Lorsqu’une personne vit entre la France et l’Espagne, possède des biens dans les deux pays ou y perçoit des revenus, la question de l’État compétent pour l’imposition devient centrale.

Dois-je déclarer mes revenus en France ou en Espagne ?

La réponse ne dépend ni du lieu de nationalité, ni du lieu où se trouve le patrimoine, mais principalement des règles relatives à la résidence fiscale et de l’application de la convention fiscale franco-espagnole. Une mauvaise analyse peut conduire à une double imposition, à des omissions déclaratives ou à un redressement.

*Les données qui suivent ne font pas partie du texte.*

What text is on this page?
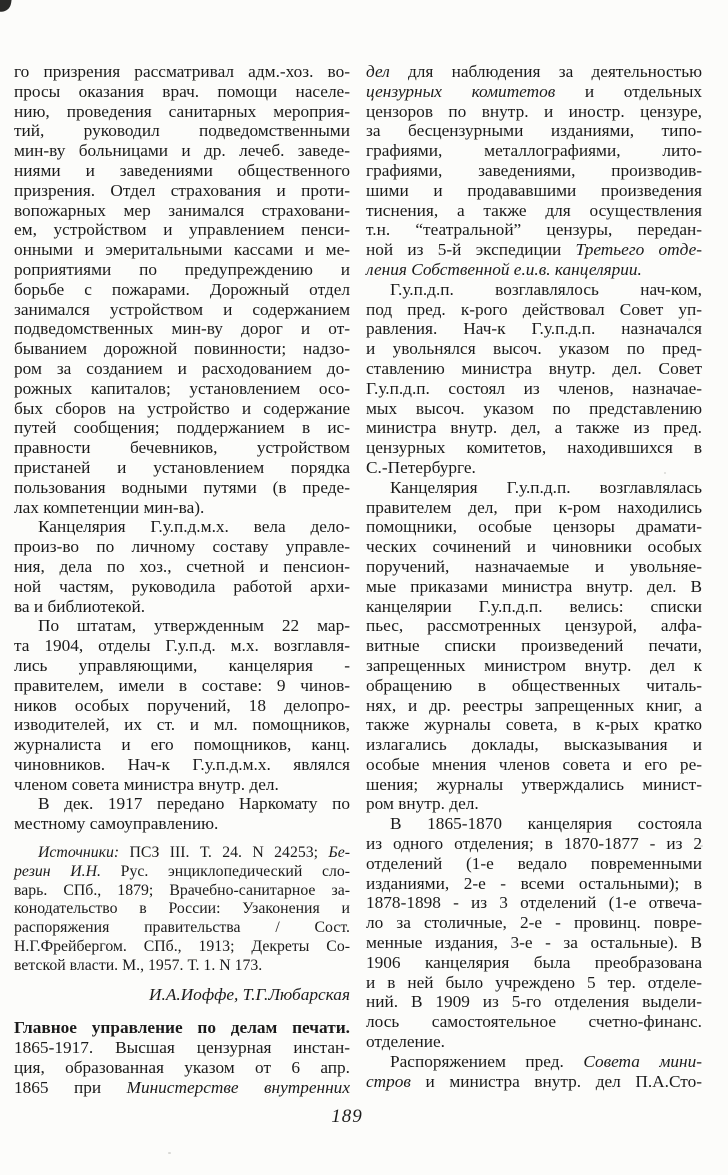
го призрения рассматривал адм.-хоз. во-
просы оказания врач. помощи населе-
нию, проведения санитарных мероприя-
тий, руководил подведомственными
мин-ву больницами и др. лечеб. заведе-
ниями и заведениями общественного
призрения. Отдел страхования и проти-
вопожарных мер занимался страховани-
ем, устройством и управлением пенси-
онными и эмеритальными кассами и ме-
роприятиями по предупреждению и
борьбе с пожарами. Дорожный отдел
занимался устройством и содержанием
подведомственных мин-ву дорог и от-
быванием дорожной повинности; надзо-
ром за созданием и расходованием до-
рожных капиталов; установлением осо-
бых сборов на устройство и содержание
путей сообщения; поддержанием в ис-
правности бечевников, устройством
пристаней и установлением порядка
пользования водными путями (в преде-
лах компетенции мин-ва).
Канцелярия Г.у.п.д.м.х. вела дело-
произ-во по личному составу управле-
ния, дела по хоз., счетной и пенсион-
ной частям, руководила работой архи-
ва и библиотекой.
По штатам, утвержденным 22 мар-
та 1904, отделы Г.у.п.д. м.х. возглавля-
лись управляющими, канцелярия -
правителем, имели в составе: 9 чинов-
ников особых поручений, 18 делопро-
изводителей, их ст. и мл. помощников,
журналиста и его помощников, канц.
чиновников. Нач-к Г.у.п.д.м.х. являлся
членом совета министра внутр. дел.
В дек. 1917 передано Наркомату по
местному самоуправлению.
Источники: ПСЗ III. Т. 24. N 24253; Бе-
резин И.Н. Рус. энциклопедический сло-
варь. СПб., 1879; Врачебно-санитарное за-
конодательство в России: Узаконения и
распоряжения правительства / Сост.
Н.Г.Фрейбергом. СПб., 1913; Декреты Со-
ветской власти. М., 1957. Т. 1. N 173.
И.А.Иоффе, Т.Г.Любарская
Главное управление по делам печати.
1865-1917. Высшая цензурная инстан-
ция, образованная указом от 6 апр.
1865 при Министерстве внутренних
дел для наблюдения за деятельностью
цензурных комитетов и отдельных
цензоров по внутр. и иностр. цензуре,
за бесцензурными изданиями, типо-
графиями, металлографиями, лито-
графиями, заведениями, производив-
шими и продававшими произведения
тиснения, а также для осуществления
т.н. “театральной” цензуры, передан-
ной из 5-й экспедиции Третьего отде-
ления Собственной е.и.в. канцелярии.
Г.у.п.д.п. возглавлялось нач-ком,
под пред. к-рого действовал Совет уп-
равления. Нач-к Г.у.п.д.п. назначался
и увольнялся высоч. указом по пред-
ставлению министра внутр. дел. Совет
Г.у.п.д.п. состоял из членов, назначае-
мых высоч. указом по представлению
министра внутр. дел, а также из пред.
цензурных комитетов, находившихся в
С.-Петербурге.
Канцелярия Г.у.п.д.п. возглавлялась
правителем дел, при к-ром находились
помощники, особые цензоры драмати-
ческих сочинений и чиновники особых
поручений, назначаемые и увольняе-
мые приказами министра внутр. дел. В
канцелярии Г.у.п.д.п. велись: списки
пьес, рассмотренных цензурой, алфа-
витные списки произведений печати,
запрещенных министром внутр. дел к
обращению в общественных читаль-
нях, и др. реестры запрещенных книг, а
также журналы совета, в к-рых кратко
излагались доклады, высказывания и
особые мнения членов совета и его ре-
шения; журналы утверждались минист-
ром внутр. дел.
В 1865-1870 канцелярия состояла
из одного отделения; в 1870-1877 - из 2
отделений (1-е ведало повременными
изданиями, 2-е - всеми остальными); в
1878-1898 - из 3 отделений (1-е отвеча-
ло за столичные, 2-е - провинц. повре-
менные издания, 3-е - за остальные). В
1906 канцелярия была преобразована
и в ней было учреждено 5 тер. отделе-
ний. В 1909 из 5-го отделения выдели-
лось самостоятельное счетно-финанс.
отделение.
Распоряжением пред. Совета мини-
стров и министра внутр. дел П.А.Сто-
189
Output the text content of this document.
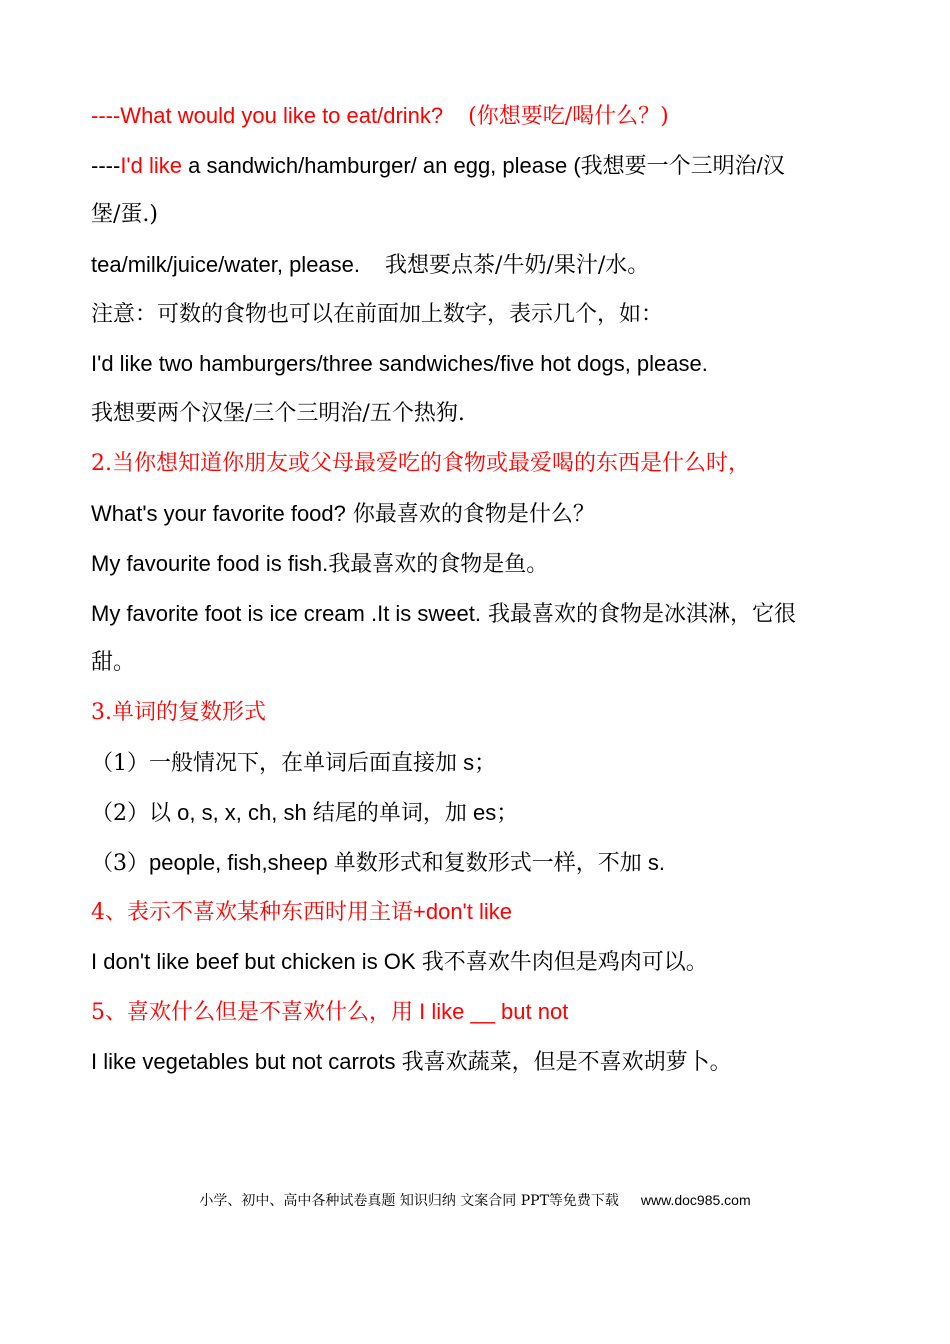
----What would you like to eat/drink? (你想要吃/喝什么？)
----I'd like a sandwich/hamburger/ an egg, please (我想要一个三明治/汉
堡/蛋.)
tea/milk/juice/water, please. 我想要点茶/牛奶/果汁/水。
注意：可数的食物也可以在前面加上数字，表示几个，如：
I'd like two hamburgers/three sandwiches/five hot dogs, please.
我想要两个汉堡/三个三明治/五个热狗.
2.当你想知道你朋友或父母最爱吃的食物或最爱喝的东西是什么时，
What's your favorite food? 你最喜欢的食物是什么？
My favourite food is fish.我最喜欢的食物是鱼。
My favorite foot is ice cream .It is sweet. 我最喜欢的食物是冰淇淋，它很
甜。
3.单词的复数形式
（1）一般情况下，在单词后面直接加 s；
（2）以 o, s, x, ch, sh 结尾的单词，加 es；
（3）people, fish,sheep 单数形式和复数形式一样，不加 s.
4、表示不喜欢某种东西时用主语+don't like
I don't like beef but chicken is OK 我不喜欢牛肉但是鸡肉可以。
5、喜欢什么但是不喜欢什么，用 I like __ but not
I like vegetables but not carrots 我喜欢蔬菜，但是不喜欢胡萝卜。
小学、初中、高中各种试卷真题 知识归纳 文案合同 PPT等免费下载 www.doc985.com
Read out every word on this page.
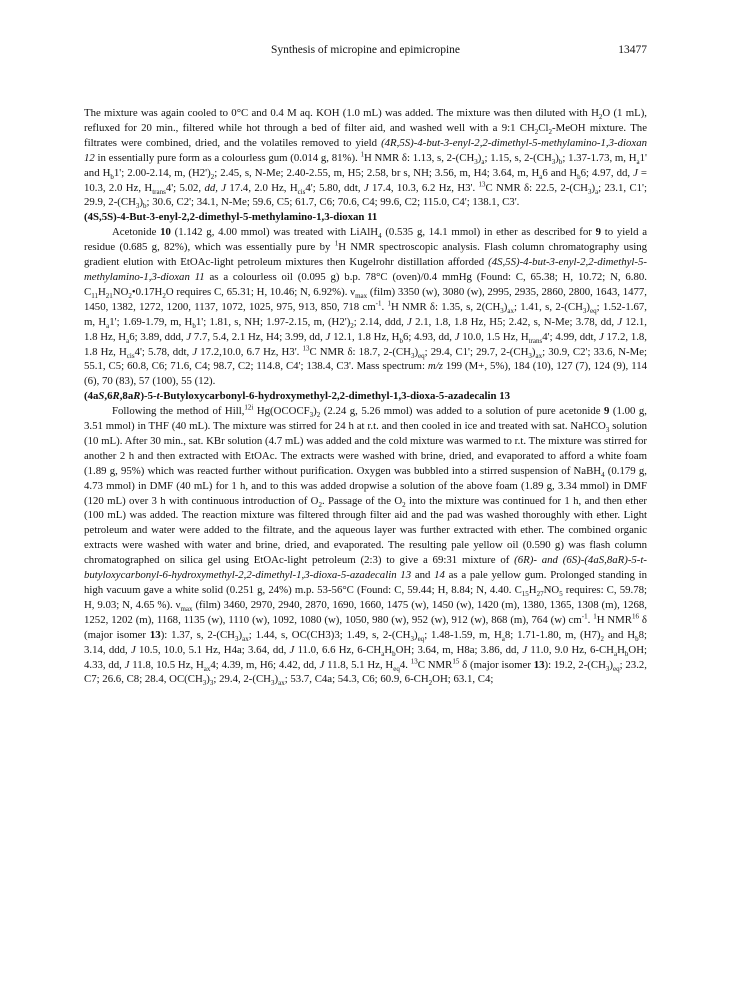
Synthesis of micropine and epimicropine	13477

The mixture was again cooled to 0°C and 0.4 M aq. KOH (1.0 mL) was added. The mixture was then diluted with $H_2O$ (1 mL), refluxed for 20 min., filtered while hot through a bed of filter aid, and washed well with a 9:1 $CH_2Cl_2$-MeOH mixture. The filtrates were combined, dried, and the volatiles removed to yield (4R,5S)-4-but-3-enyl-2,2-dimethyl-5-methylamino-1,3-dioxan 12 in essentially pure form as a colourless gum (0.014 g, 81%). $^1$H NMR δ: 1.13, s, $2-(CH_3)_a$; 1.15, s, $2-(CH_3)_b$; 1.37-1.73, m, $H_a1'$ and $H_b1'$; 2.00-2.14, m, $(H2')_2$; 2.45, s, N-Me; 2.40-2.55, m, H5; 2.58, br s, NH; 3.56, m, H4; 3.64, m, $H_a6$ and $H_b6$; 4.97, dd, J = 10.3, 2.0 Hz, $H_{trans}4'$; 5.02, dd, J 17.4, 2.0 Hz, $H_{cis}4'$; 5.80, ddt, J 17.4, 10.3, 6.2 Hz, H3'. $^{13}$C NMR δ: 22.5, $2-(CH_3)_a$; 23.1, C1'; 29.9, $2-(CH_3)_b$; 30.6, C2'; 34.1, N-Me; 59.6, C5; 61.7, C6; 70.6, C4; 99.6, C2; 115.0, C4'; 138.1, C3'.

(4S,5S)-4-But-3-enyl-2,2-dimethyl-5-methylamino-1,3-dioxan 11

Acetonide 10 (1.142 g, 4.00 mmol) was treated with LiAlH$_4$ (0.535 g, 14.1 mmol) in ether as described for 9 to yield a residue (0.685 g, 82%), which was essentially pure by $^1$H NMR spectroscopic analysis. Flash column chromatography using gradient elution with EtOAc-light petroleum mixtures then Kugelrohr distillation afforded (4S,5S)-4-but-3-enyl-2,2-dimethyl-5-methylamino-1,3-dioxan 11 as a colourless oil (0.095 g) b.p. 78°C (oven)/0.4 mmHg (Found: C, 65.38; H, 10.72; N, 6.80. $C_{11}H_{21}NO_2•0.17H_2O$ requires C, 65.31; H, 10.46; N, 6.92%). $\nu_{max}$ (film) 3350 (w), 3080 (w), 2995, 2935, 2860, 2800, 1643, 1477, 1450, 1382, 1272, 1200, 1137, 1072, 1025, 975, 913, 850, 718 $cm^{-1}$. $^1$H NMR δ: 1.35, s, $2(CH_3)_{ax}$; 1.41, s, $2-(CH_3)_{eq}$; 1.52-1.67, m, $H_a1'$; 1.69-1.79, m, $H_b1'$; 1.81, s, NH; 1.97-2.15, m, $(H2')_2$; 2.14, ddd, J 2.1, 1.8, 1.8 Hz, H5; 2.42, s, N-Me; 3.78, dd, J 12.1, 1.8 Hz, $H_a6$; 3.89, ddd, J 7.7, 5.4, 2.1 Hz, H4; 3.99, dd, J 12.1, 1.8 Hz, $H_b6$; 4.93, dd, J 10.0, 1.5 Hz, $H_{trans}4'$; 4.99, ddt, J 17.2, 1.8, 1.8 Hz, $H_{cis}4'$; 5.78, ddt, J 17.2,10.0, 6.7 Hz, H3'. $^{13}$C NMR δ: 18.7, $2-(CH_3)_{eq}$; 29.4, C1'; 29.7, $2-(CH_3)_{ax}$; 30.9, C2'; 33.6, N-Me; 55.1, C5; 60.8, C6; 71.6, C4; 98.7, C2; 114.8, C4'; 138.4, C3'. Mass spectrum: m/z 199 (M+, 5%), 184 (10), 127 (7), 124 (9), 114 (6), 70 (83), 57 (100), 55 (12).

(4aS,6R,8aR)-5-t-Butyloxycarbonyl-6-hydroxymethyl-2,2-dimethyl-1,3-dioxa-5-azadecalin 13

Following the method of Hill,$^{12i}$ $Hg(OCOCF_3)_2$ (2.24 g, 5.26 mmol) was added to a solution of pure acetonide 9 (1.00 g, 3.51 mmol) in THF (40 mL). The mixture was stirred for 24 h at r.t. and then cooled in ice and treated with sat. NaHCO$_3$ solution (10 mL). After 30 min., sat. KBr solution (4.7 mL) was added and the cold mixture was warmed to r.t. The mixture was stirred for another 2 h and then extracted with EtOAc. The extracts were washed with brine, dried, and evaporated to afford a white foam (1.89 g, 95%) which was reacted further without purification. Oxygen was bubbled into a stirred suspension of NaBH$_4$ (0.179 g, 4.73 mmol) in DMF (40 mL) for 1 h, and to this was added dropwise a solution of the above foam (1.89 g, 3.34 mmol) in DMF (120 mL) over 3 h with continuous introduction of $O_2$. Passage of the $O_2$ into the mixture was continued for 1 h, and then ether (100 mL) was added. The reaction mixture was filtered through filter aid and the pad was washed thoroughly with ether. Light petroleum and water were added to the filtrate, and the aqueous layer was further extracted with ether. The combined organic extracts were washed with water and brine, dried, and evaporated. The resulting pale yellow oil (0.590 g) was flash column chromatographed on silica gel using EtOAc-light petroleum (2:3) to give a 69:31 mixture of (6R)- and (6S)-(4aS,8aR)-5-t-butyloxycarbonyl-6-hydroxymethyl-2,2-dimethyl-1,3-dioxa-5-azadecalin 13 and 14 as a pale yellow gum. Prolonged standing in high vacuum gave a white solid (0.251 g, 24%) m.p. 53-56°C (Found: C, 59.44; H, 8.84; N, 4.40. $C_{15}H_{27}NO_5$ requires: C, 59.78; H, 9.03; N, 4.65 %). $\nu_{max}$ (film) 3460, 2970, 2940, 2870, 1690, 1660, 1475 (w), 1450 (w), 1420 (m), 1380, 1365, 1308 (m), 1268, 1252, 1202 (m), 1168, 1135 (w), 1110 (w), 1092, 1080 (w), 1050, 980 (w), 952 (w), 912 (w), 868 (m), 764 (w) $cm^{-1}$. $^1$H NMR$^{16}$ δ (major isomer 13): 1.37, s, $2-(CH_3)_{ax}$; 1.44, s, OC(CH3)3; 1.49, s, $2-(CH_3)_{eq}$; 1.48-1.59, m, $H_a8$; 1.71-1.80, m, $(H7)_2$ and $H_b8$; 3.14, ddd, J 10.5, 10.0, 5.1 Hz, H4a; 3.64, dd, J 11.0, 6.6 Hz, $6-CH_aH_bOH$; 3.64, m, H8a; 3.86, dd, J 11.0, 9.0 Hz, $6-CH_aH_bOH$; 4.33, dd, J 11.8, 10.5 Hz, $H_{ax}4$; 4.39, m, H6; 4.42, dd, J 11.8, 5.1 Hz, $H_{eq}4$. $^{13}$C NMR$^{15}$ δ (major isomer 13): 19.2, $2-(CH_3)_{eq}$; 23.2, C7; 26.6, C8; 28.4, $OC(CH_3)_3$; 29.4, $2-(CH_3)_{ax}$; 53.7, C4a; 54.3, C6; 60.9, $6-CH_2OH$; 63.1, C4;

Le principe déterminant : la résidence fiscale

Le pays dans lequel vous devez déclarer l’ensemble de vos revenus dépend en priorité de votre résidence fiscale.

Plusieurs critères sont examinés par les administrations :

  • le temps de présence dans chaque État
  • la localisation du foyer familial
  • le lieu de l’activité professionnelle
  • le centre des intérêts économiques

Ces critères peuvent produire des résultats différents selon la situation personnelle du contribuable.

Pour comprendre comment ces éléments sont appréciés, consultez la page :
Résidence fiscale entre la France et l’Espagne

Les critères principaux utilisés par les administrations

Le nombre de jours de présence

La règle des 183 jours constitue un repère fréquent mais elle n’est jamais suffisante à elle seule.

Le foyer familial

La localisation du conjoint et des enfants peut primer sur le temps de présence.

L’activité professionnelle

Le lieu d’exercice habituel du travail est déterminant dans de nombreuses situations.

Le centre des intérêts économiques

Il peut s’agir du lieu où sont situés les principaux investissements, sociétés ou sources de revenus.

Les cas typiques d’erreur

Certaines idées reçues entraînent régulièrement des difficultés :

  • penser qu’un NIE suffit à devenir résident fiscal
  • croire que payer des impôts locaux signifie être résident
  • supposer qu’une résidence secondaire modifie automatiquement la situation
  • ignorer l’impact de la localisation de la famille

Ces erreurs sont souvent découvertes lors d’un contrôle ou d’un échange d’informations entre administrations.

Le rôle essentiel de la convention fiscale franco-espagnole

Lorsque les deux États estiment qu’une personne pourrait être résidente sur leur territoire, la convention fiscale détermine quel pays dispose du pouvoir d’imposition prioritaire.

Elle prévoit des règles de départage successives, notamment :

  • le foyer permanent d’habitation
  • le centre des intérêts vitaux
  • le lieu de séjour habituel

Pourquoi une analyse personnalisée est indispensable

Aucune situation transfrontalière ne peut être résolue par une règle automatique. La qualification de résident fiscal peut dépendre de détails tels que :

  • la date précise du départ ou de l’installation
  • la nature des revenus perçus
  • la structure du patrimoine
  • la situation familiale
  • l’existence de sociétés ou d’investissements

Une analyse approximative peut avoir des conséquences financières importantes plusieurs années après.